The surge in Japanese GDP in the first quarter has given back some cautious optimism that eroded significantly in the fourth quarter of last year. The increase in activity was not unexpected, only the degree to which it reached. Given the household spending data from earlier, this result was foreshadowed. And I think that the analysis of spending applies equally to GDP – that the greater-than-expected figure foreshadows not a robust future, but a bleaker one.
If a changing tax rate forces consumers to consume at such a high level, that would suggest that household expectations are not overly rosy further on. If the economy were truly set to recover, the tax rate would not have pulled forward so much demand. It really is telling that the shopping spree to save some tax money was so engrossing and comprehensive.
That aside, it is not next quarter that will be the most important, but the one thereafter.

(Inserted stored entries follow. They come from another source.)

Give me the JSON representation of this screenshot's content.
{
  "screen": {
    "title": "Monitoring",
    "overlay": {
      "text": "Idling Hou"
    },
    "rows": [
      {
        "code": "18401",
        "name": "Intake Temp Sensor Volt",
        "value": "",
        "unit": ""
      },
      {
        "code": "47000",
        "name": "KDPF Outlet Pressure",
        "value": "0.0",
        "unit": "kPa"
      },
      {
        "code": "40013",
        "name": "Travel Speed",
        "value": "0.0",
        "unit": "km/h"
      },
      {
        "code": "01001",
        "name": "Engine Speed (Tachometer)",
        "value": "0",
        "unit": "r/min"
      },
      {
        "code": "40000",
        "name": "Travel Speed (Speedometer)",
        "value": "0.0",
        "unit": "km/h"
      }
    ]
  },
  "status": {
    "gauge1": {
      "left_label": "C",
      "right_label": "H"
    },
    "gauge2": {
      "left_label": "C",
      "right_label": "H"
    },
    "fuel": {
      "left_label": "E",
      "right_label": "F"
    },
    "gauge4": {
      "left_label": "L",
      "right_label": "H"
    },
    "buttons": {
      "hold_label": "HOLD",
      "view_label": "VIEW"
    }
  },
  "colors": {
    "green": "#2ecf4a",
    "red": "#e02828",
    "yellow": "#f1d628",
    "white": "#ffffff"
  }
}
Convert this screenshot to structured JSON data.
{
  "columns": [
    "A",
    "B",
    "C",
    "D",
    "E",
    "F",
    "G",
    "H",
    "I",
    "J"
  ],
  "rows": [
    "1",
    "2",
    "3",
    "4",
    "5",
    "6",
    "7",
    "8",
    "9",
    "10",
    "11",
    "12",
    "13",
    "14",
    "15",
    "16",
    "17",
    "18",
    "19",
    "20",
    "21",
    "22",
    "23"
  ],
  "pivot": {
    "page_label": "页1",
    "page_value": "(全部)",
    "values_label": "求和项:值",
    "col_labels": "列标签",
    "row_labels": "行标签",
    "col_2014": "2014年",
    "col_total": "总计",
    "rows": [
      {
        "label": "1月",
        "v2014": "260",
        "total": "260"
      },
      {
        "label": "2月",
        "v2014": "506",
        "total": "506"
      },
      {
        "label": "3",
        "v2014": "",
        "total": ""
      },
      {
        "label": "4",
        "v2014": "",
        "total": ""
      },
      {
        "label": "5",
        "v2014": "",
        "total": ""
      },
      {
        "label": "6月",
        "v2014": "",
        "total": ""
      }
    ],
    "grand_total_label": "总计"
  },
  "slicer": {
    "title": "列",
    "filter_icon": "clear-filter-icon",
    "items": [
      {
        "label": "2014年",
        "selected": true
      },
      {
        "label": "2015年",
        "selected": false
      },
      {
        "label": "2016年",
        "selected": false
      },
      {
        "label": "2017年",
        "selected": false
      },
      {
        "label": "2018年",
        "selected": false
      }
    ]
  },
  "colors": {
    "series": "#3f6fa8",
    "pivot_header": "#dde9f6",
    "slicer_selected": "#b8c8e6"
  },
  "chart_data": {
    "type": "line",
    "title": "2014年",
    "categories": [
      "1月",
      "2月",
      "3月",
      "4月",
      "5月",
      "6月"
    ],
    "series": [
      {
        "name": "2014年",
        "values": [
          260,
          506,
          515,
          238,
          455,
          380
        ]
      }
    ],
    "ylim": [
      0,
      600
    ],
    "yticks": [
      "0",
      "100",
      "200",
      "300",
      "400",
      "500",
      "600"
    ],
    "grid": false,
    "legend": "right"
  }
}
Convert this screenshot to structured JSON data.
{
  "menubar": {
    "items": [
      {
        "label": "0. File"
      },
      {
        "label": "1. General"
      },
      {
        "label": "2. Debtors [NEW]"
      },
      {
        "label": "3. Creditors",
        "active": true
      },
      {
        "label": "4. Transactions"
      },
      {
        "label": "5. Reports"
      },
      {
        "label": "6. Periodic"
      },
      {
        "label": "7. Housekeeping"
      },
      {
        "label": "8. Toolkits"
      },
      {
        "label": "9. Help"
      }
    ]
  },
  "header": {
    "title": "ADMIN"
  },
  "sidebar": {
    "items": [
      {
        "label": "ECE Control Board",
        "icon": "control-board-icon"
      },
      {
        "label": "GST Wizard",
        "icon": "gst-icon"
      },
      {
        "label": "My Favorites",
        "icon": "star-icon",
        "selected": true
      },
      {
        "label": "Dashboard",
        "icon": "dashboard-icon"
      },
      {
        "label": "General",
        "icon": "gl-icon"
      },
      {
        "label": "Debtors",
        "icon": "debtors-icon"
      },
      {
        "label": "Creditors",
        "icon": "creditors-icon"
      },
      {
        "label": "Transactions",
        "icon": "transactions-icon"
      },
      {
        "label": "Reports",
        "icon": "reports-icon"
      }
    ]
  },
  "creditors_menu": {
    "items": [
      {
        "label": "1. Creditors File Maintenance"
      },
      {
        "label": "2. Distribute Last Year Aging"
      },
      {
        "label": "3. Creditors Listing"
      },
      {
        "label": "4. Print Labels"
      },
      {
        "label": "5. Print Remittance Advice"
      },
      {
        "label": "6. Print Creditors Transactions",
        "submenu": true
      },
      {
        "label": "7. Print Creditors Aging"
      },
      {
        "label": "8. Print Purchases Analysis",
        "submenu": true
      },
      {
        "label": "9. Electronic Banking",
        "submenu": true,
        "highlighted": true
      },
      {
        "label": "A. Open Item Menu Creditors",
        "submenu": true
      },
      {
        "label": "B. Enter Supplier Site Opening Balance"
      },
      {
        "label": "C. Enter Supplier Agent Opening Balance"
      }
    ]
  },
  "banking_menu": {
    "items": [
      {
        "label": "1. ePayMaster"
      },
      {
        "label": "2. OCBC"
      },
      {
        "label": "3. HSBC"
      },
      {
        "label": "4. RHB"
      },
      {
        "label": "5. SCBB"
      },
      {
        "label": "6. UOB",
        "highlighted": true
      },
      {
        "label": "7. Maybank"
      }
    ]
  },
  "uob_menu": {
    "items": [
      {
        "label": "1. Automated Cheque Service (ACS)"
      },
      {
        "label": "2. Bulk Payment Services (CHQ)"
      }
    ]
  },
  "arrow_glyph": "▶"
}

Everyone knows next quarter will show a contraction, especially the artificial boost provided by residential construction. So it will take a few quarters before we know for sure just how much activity was displaced by such a change (smoothing out this volatility). Again, I would think that if consumers were optimistic they would have taken it much more in stride, rather than gone crazy over it. Some actual wage growth would have made a difference in that respect.
Europe is in a similar predicament to a varying degree. It too looks for a rebound but all we have seen so far is positive GDP numbers. As in Japan, a plus sign is not the end of the analysis. In the wider context, GDP has only rebounded to the slightest amount – and even then only because Germany has failed to suffer the same fate as its fellow continentals.
A spate of worrying economic data Thursday shook stock and bond markets. Economic activity in the 18-country euro zone expanded at a weak annual rate of 0.8% during the first quarter, data released Thursday showed. Excluding Germany, which grew at a robust 3.3% pace, the rest of the euro-area economy contracted slightly during the quarter.
The chart above, taken directly from Eurostat’s GDP release, actually overstates the degree to which the economy is moving. The recent nosedive in the official inflation figures is actually “helping” here in the narrow statistical sense. In nominal terms, GDP has barely grown in the past few years, even if you view the latest move as a completed cycle.
Overall, there has been improvement in other economic factors, but, once again, improvement is not the same as recovery. A recovery is very, very different and amounts to an economy that is actually being efficient and productive. What we see in Europe, as Japan, is an economy being manipulated and under constant intervention and distortion.
The net change across these cycles, if that is what they are, should not be a condition where you end up worse than where you started. Traditionally, the recession cycle into recovery ends up with employment, for example, easily re-attaining the previous cycle’s peak and then surpassing it by a wide margin. That is another commonality linking the US and European economies (where the US is still behind in total jobs, and further behind in full-time jobs). But the real takeaway from all of this is that each of the central banks in these geographical areas has undertaken massive, tremendous and sustained “stimulus” and only gained these puny and “unexpected” meagerness.
That spells real, dire trouble for the global economy that is increasingly reliant on nothing but Chinese imprudence. It has been expected for five years now that the US and Europe would actually recover and boost the total supply chain on down all the way to emerging economies – demand in the “developed” world means growth in resource extraction, all run through Chinese manufacturing.
It is very clear here that this is not growth in any meaningful sense.
“My guess is that we will see some pickup as we get into the second half of the year, but the longer we go without getting the 3% growth that many people had in their forecasts, the more concerned you have to be that there are other things going on that we hadn’t fully appreciated,” Eric Rosengren, president of the Federal Reserve Bank of Boston, said in an interview Thursday.
Bingo. And it’s global.
Now that there is at least some recognition of a real and persistent problem (“other things going on here”), the next step is removing the parasite. That may ultimately be difficult for Rosengren as it would require his exit, as well as all of his fellow policymakers.